One major advantage of a hard money loan is that the approval process for this loan is much faster than applying for a loan in a traditional banking institution. Usually, taking a loan from a bank is considered a cumbersome process and a tedious task. Instead, the private banking institutions or the investors who support the hard money loan can make quick decisions because the lender is more concerned about the collateral than an applicant's or borrower's financial position.

Thus, in hard money loans, the lending entities providing loans devote less time going through a loan application, verifying income details, and lenders spend less time combing through a loan application verifying income and reviewing financial documents of the applicant. Moreover, if a borrower is already known to the lender in these types of loans, then the process will become even more easier.

It is to be noted that the investors issuing hard money loans are not that concerned about repayment. This is primarily because if suppose the borrower defaults, the lenders may have an even greater value of property in collateral, which they can resell to make greater profits. 


In case of default, the lenders can use the property kept as collateral as the only protection.
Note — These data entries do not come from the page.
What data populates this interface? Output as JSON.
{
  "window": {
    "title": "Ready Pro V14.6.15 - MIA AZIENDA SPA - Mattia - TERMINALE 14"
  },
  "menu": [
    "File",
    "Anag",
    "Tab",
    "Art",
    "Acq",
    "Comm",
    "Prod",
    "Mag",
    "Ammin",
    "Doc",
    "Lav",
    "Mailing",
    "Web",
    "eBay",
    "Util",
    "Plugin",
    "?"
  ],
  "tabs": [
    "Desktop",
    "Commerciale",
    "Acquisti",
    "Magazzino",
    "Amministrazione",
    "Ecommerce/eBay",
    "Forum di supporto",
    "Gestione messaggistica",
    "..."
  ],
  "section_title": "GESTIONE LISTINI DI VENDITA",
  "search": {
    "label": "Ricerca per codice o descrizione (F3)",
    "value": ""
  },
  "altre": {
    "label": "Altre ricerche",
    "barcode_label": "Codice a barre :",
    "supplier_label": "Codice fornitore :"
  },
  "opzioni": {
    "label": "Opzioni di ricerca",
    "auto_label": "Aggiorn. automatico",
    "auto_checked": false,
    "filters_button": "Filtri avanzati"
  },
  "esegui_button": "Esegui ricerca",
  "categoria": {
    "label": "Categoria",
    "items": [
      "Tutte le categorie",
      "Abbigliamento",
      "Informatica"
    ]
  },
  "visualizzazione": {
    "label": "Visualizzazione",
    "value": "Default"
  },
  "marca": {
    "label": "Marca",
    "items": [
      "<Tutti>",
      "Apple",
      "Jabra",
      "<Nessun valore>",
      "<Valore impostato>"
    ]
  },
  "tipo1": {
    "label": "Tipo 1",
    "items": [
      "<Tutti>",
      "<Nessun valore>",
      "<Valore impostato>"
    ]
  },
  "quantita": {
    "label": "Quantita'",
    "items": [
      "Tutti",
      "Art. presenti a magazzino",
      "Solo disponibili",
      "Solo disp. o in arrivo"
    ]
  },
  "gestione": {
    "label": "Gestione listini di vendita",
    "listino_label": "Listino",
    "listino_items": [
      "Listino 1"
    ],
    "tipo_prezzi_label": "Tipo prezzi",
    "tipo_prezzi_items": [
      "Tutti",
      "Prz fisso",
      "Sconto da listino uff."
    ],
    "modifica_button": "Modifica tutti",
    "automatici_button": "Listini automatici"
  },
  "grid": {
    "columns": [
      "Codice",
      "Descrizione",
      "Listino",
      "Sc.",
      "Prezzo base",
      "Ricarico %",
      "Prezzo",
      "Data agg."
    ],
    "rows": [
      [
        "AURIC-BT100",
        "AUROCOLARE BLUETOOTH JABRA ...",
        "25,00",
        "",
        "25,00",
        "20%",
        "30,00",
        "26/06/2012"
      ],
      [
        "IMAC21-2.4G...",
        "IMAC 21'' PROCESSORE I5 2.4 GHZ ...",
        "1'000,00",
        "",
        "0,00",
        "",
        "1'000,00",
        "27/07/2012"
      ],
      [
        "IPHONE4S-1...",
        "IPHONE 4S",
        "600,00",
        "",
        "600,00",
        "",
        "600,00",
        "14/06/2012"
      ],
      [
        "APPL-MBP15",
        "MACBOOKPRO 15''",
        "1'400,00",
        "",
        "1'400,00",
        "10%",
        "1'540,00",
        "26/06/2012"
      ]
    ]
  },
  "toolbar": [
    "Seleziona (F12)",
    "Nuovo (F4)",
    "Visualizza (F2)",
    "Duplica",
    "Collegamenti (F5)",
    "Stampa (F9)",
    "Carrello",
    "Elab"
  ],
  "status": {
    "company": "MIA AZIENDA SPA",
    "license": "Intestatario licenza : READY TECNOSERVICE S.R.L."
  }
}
Typically, hard money loans have lower loan-to-value ratios than traditional loans. The LTV ratio for hard money loans is around 50% to 70%, against 80% for regular mortgages. However, the figures can be higher if the borrower is an experienced flipper. 

Also, the interest rates for hard money loans tend to be higher than the subprime loans. In the United States, the average interest rate for a hard money loan is currently 11.25%, with rates ranging from 7.5% to 15% in 2020.

Another major drawback of hard money loans is that due to the prevalence of government regulations and other compliance rules, the lenders might not provide financing for an owner-occupied residence.